What’s more interesting is that credit unions are slowly gaining on banks and leading in the deposit growth rate. From June 30, 2002, to June 30, 2003, bank deposits grew about $4.3 billion, a rate of about 12 percent. Over the same period, credit union deposits grew about $1.2 billion, or at a rate of about 16 percent. That means FDIC-insured institution’s deposit market share in San Diego County shrank from 82.3 percent to 81.8 percent, while NCUA-insured accounts grew from 17.6 percent to 18.1 percent.
Having worked in a business bank, Ed Daley, CEO of the San Diego Firefighters Credit Union and a Credit Union Alliance of San Diego member, has a unique perspective on this big and quiet rivalry.
“CUs pay a higher rate of interest than banks even in a low-rate environment,” he explains. “The business banks cater to business folks. They go for the larger loans and larger deposits and don’t want to mess with the smaller amounts.”
In the consumer loan arena, “banks like Washington Mutual are consumer driven. They’ve come to the realization that the consumer is important and they’re making more of a push for the consumer than they have in the past.”
Credit unions also are compelled to cater to consumers because there’s no access to secondary market capital, Daley says. “Banks can acquire growth.”

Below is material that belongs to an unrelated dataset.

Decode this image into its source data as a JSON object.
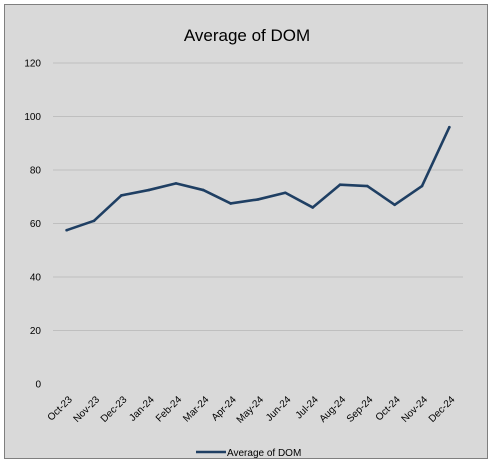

Credit unions also are under pressure to hold down costs. “If you’re going to add a fee, for example, that fee doesn’t go to shareholders as it does with a bank; that fee is taken from members. The bank’s business is to increase shareholder valuethat’s what makes us (credit unions) a better deal for consumers.”
Another CU CEO says higher rates on deposits are driven by the need to make loans. “Credit unions are inclined to need deposits and be competitive on rates to get those deposits,” says Marla Shepard, CEO of First Future CU, among the county’s larger credit unions resulting from the merger of the former Santel and Kearny Mesa CUs.
First Future is testing the water in the business loan market. “We booked our first (business) loan this summer,” Shepard says. “We look to take in loans of $1 million to $5 million, and once we have that in place and it pays for itself then we want to start SBA lending.”
Shepard doesn’t see any problem attracting business lenders to her shop. “CUs are an attractive place to work,” she says. “There’s not the pressure to produce high volumes. Loan decisions can be made quickly; we don’t have to send it to San Francisco and we can be very responsive.”
At least one banker isn’t surprised at the credit unions’ increasing success in attracting deposits. “You can break the market into two pieces,” says Vince Siciliano, president and CEO of 1st Pacific Bank. “You have Wells, BofA and the other big banks and then you have 15 or 20 community banks. With the large banks, their service quality is going to be different than what you get at a credit union.”
Siciliano also says that because of their tax-free status and lack of shareholders, credit unions are likely to offer more competitive rates on loans and deposits. “If you’re at BofA your rates are going to be less on the deposit side than you get with a credit union,” he says.
So credit unions can get as fat as their community bank counterparts just by becoming skilled at plucking low-hanging fruit left by big banks, regardless of market share.
“It’s exactly parallel,” Siciliano says.
Of course, fat is relative. By definition, community banks aren’t.